Preservation of β-Cell Function in Autoantibody-Positive Youth With Diabetes

Abstract
To determine the extent of beta-cell function in youth with diabetes and GAD65 and/or IA2 autoantibodies. Fasting C-peptide levels from 2,789 GAD65- and/or IA2 autoantibody-positive youth aged 1-23 years from the SEARCH for Diabetes in Youth study were used. Preserved beta-cell function was defined on the basis of cut points derived from the Diabetes Control and Complications Trial (DCCT) (fasting C-peptide > or =0.23 ng/ml) and from the U.S. adolescent population of the National Health and Nutrition Examination Survey (NHANES) 5th percentile for fasting C-peptide (> or =1.0 ng/ml). We compared the clinical characteristics between those with and without preserved beta-cell function.
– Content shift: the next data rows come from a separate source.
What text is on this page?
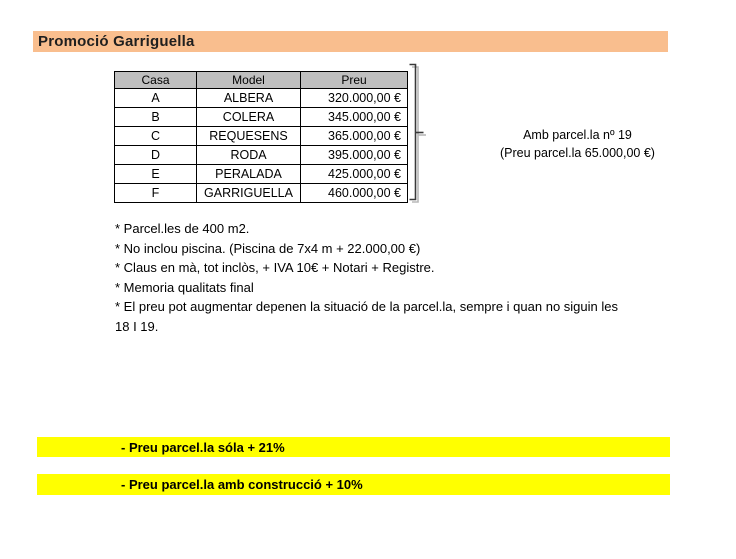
Promoció Garriguella
Casa	Model	Preu
A	ALBERA	320.000,00 €
B	COLERA	345.000,00 €
C	REQUESENS	365.000,00 €
D	RODA	395.000,00 €
E	PERALADA	425.000,00 €
F	GARRIGUELLA	460.000,00 €
Amb parcel.la nº 19
(Preu parcel.la 65.000,00 €)
* Parcel.les de 400 m2.
* No inclou piscina. (Piscina de 7x4 m + 22.000,00 €)
* Claus en mà, tot inclòs, + IVA 10€ + Notari + Registre.
* Memoria qualitats final
* El preu pot augmentar depenen la situació de la parcel.la, sempre i quan no siguin les
18 I 19.
- Preu parcel.la sóla + 21%
- Preu parcel.la amb construcció + 10%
Within the first year of diagnosis, 82.9% of youth had a fasting C-peptide > or =0.23 ng/ml and 31.2% had values > or =1.0 ng/ml. Among those with > or =5 years of diabetes duration, 10.7% had preserved beta-cell function based on the DCCT cutoff and 1.0% were above the 5th percentile of the NHANES population. Within the 1st year of diagnosis, four of five youth with autoantibody-positive diabetes have clinically significant amounts of residual beta-cell function and about one-third have fasting C-peptide levels above the 5th percentile of a healthy adolescent population. Even 5 years after diagnosis, 1 of 10 has fasting C-peptide above a clinically significant threshold. These findings have implications for clinical classification of youth with diabetes as well as clinical trials aimed to preserve beta-cell function after diabetes onset.